GitHubは2026年9月4日、GitHub Copilotでタスクに応じて複数のAIモデルを使い分ける「Project HydraFusion」を研究プレビューとして発表しました。GitHubによる評価では、TerminalBench 2.1でClaude Opus 5と比べて推定コストを67%削減しながら正しく完了できたタスクの割合が4.9ポイント高くなったとのことです。
Project HydraFusion: Frontier quality via multi-model orchestration - The GitHub Blog
https://github.blog/ai-and-ml/github-copilot/project-hydrafusion-frontier-quality-via-multi-model-orchestration/

AIを使ったプログラミングでは、簡単なコード生成から複雑な修正まで依頼内容の難しさが大きく異なります。高性能なAIモデルは難しい作業に強い一方で、処理時間や利用コストが増えやすいという課題があります。
GitHub Copilotには以前から、依頼内容に応じて適したAIモデルを選ぶ自動モデル選択機能がありました。HydraFusionは自動モデル選択を一歩進め、1つのタスクでも必要に応じて複数のAIモデルを組み合わせて処理する仕組みとのこと。
HydraFusionは依頼内容に応じて「1つのモデルだけで回答する方法」「最初のモデルで十分な結果が出なかった場合に高性能なモデルへ引き継ぐ方法」「別のモデルに回答内容を確認させてから修正する方法」などを使い分けます。開発者はHydraFusionを選択するだけでよく、どの処理方法やモデルを使うかは自動で決まるそう。

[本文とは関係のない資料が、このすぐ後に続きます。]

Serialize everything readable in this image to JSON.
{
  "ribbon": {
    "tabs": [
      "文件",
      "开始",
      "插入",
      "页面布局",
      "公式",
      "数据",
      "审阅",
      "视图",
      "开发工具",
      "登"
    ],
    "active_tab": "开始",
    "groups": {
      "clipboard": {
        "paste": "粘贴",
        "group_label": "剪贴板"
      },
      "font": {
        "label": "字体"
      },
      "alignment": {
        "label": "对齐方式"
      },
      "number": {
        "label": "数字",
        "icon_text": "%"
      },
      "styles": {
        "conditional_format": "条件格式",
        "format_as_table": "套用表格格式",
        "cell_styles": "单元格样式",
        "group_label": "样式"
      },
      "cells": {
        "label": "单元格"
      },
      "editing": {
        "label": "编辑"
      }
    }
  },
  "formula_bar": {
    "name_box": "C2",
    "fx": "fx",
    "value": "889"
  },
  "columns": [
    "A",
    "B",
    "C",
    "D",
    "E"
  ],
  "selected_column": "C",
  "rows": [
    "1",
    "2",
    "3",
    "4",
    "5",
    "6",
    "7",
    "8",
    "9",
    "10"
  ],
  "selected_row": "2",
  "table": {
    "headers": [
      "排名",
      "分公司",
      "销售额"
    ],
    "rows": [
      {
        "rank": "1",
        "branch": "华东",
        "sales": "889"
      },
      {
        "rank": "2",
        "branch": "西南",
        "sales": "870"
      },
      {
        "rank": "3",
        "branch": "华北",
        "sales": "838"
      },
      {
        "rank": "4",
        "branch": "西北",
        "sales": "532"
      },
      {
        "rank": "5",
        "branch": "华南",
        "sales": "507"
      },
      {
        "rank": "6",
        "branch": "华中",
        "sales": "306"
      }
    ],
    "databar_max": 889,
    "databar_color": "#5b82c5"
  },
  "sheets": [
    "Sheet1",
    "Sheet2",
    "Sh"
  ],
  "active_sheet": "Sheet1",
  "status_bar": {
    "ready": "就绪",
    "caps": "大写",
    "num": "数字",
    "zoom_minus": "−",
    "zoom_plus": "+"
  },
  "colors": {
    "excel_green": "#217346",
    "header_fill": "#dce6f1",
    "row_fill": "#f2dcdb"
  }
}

GitHubはHydraFusionを複数のコーディング向けベンチマークで評価しています。TerminalBench 2.1ではClaude Opus 5と比べて推定コストが67%低下し、正しく完了できたタスクの割合は4.9ポイント上昇しました。

HydraFusionはすべてのGitHub CopilotプランでGitHub Copilot CLIの実験機能として利用でき、実際に呼び出された各AIモデルのトークン利用量と通常料金を基に料金が計算されます。GitHubは今後、長いやり取りが必要なタスクでの検証も進める予定で、研究プレビューから得られた結果に応じてモデル構成や処理方法などを変更する可能性があると述べています。